Aan een hoog verteltempo zien we de militaire en politieke coming of age van Bonaparte, zijn evolutie tot de hoogmoedige Napoleon, zijn ondergang als de uitgespuugde Corsicaan en tot slot zijn wederopstanding uit het graf wanneer na zijn dood in Frankrijk een ware Napoleoncultus ontstaat die de politiek in het land nog lang zal bepalen.
Kleurrijke cast
Van Loo kleurt de grote historische lijnen in met smeuïge anekdotes en talrijke literaire citaten. Hij snijdt onder andere het literaire werk van Napoleon aan, die als jonge officier in afwachting van militaire opportuniteiten zijn sabel even inruilde voor de pen en in gevangenschap zijn memoires als ‘Mémorial de Sainte-Hélène’ liet optekenen door Emmanuel de Las Cases. Daarnaast citeert hij veelvuldig uit ‘Memoires van over het graf’ van tijdgenoot en heel-even-medestander François René de Chateaubriand.
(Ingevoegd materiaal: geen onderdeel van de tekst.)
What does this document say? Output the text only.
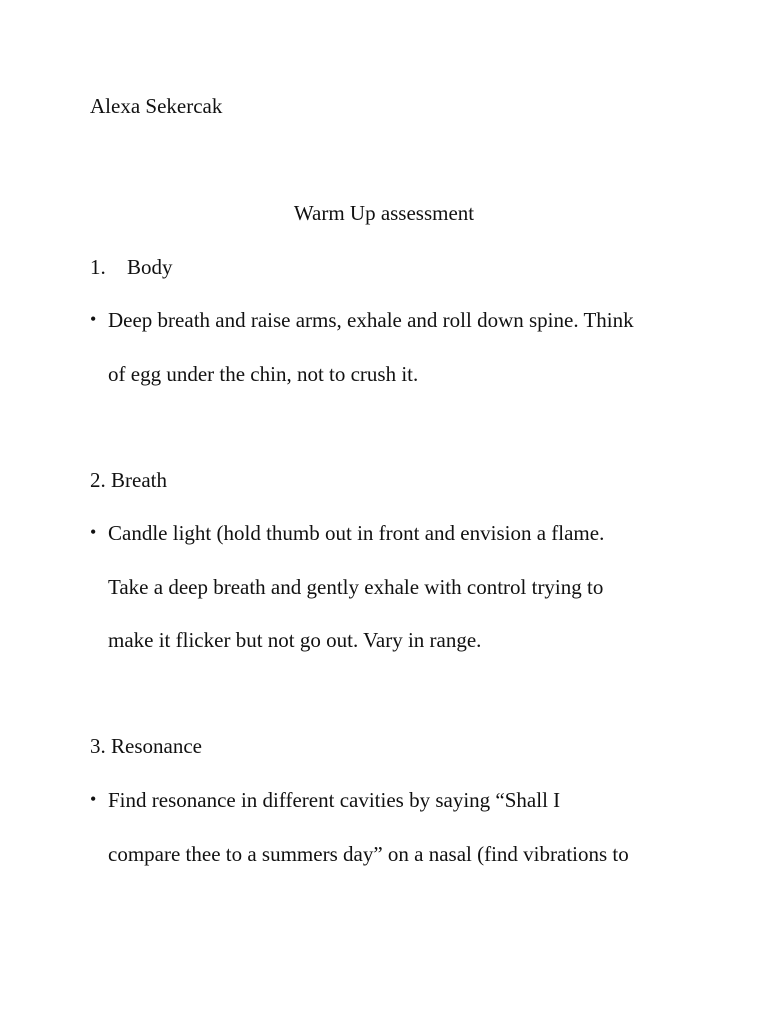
Alexa Sekercak
Warm Up assessment
1. Body
• Deep breath and raise arms, exhale and roll down spine. Think
of egg under the chin, not to crush it.
2. Breath
• Candle light (hold thumb out in front and envision a flame.
Take a deep breath and gently exhale with control trying to
make it flicker but not go out. Vary in range.
3. Resonance
• Find resonance in different cavities by saying “Shall I
compare thee to a summers day” on a nasal (find vibrations to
Die laatste is een van de vele boeiende nevenpersonages die er ondanks Napoleons verpletterende persoonlijkheid in slagen om te overleven, te gedijen en zelfs af en toe te floreren in zijn omgeving. En die door Van Loo schitterend tot leven worden gebracht. Want ‘Napoleon. De schaduw van de revolutie’ onderscheidt zich vooral van de vele andere Napoleonboeken in de manier waarop Van Loo de mensen die Napoleon omringden tot leven brengt. Diens grote geliefde Joséphine de Beauharnais, bijvoorbeeld: sexy creoolse én keizerin, met mooi kontje, mysterieuze glimlach maar ook met een berucht slecht gebit. Of Robespierre, Marat, Fouché en andere Talleyrands, figuren die om uiteenlopende redenen net zo fascinerend als afstotelijk waren.
Tragische held
Af en toe bezondigt rasverteller Bart Van Loo zich aan wat kleine dichterlijke vrijheden, bijvoorbeeld wanneer hij in het hoofd van Napoleon probeert te kijken. En hoe sterk Van Loo ook probeert om de mythes rond de kleine Corsicaan – een propagandist buiten categorie – te ontmaskeren, niet elke anekdote doorstaat de test met glans. Maar dat wordt ruimschoots gecompenseerd door dit boeiend relaas over Napoleons met hybris doorspekte blitzcarrière.
Van Loo zet hem dan ook heel terecht neer als de protagonist van een klassieke tragedie, die in het land dat hij regeerde en transformeerde van meet af aan zijn enige waardige antagonist zag.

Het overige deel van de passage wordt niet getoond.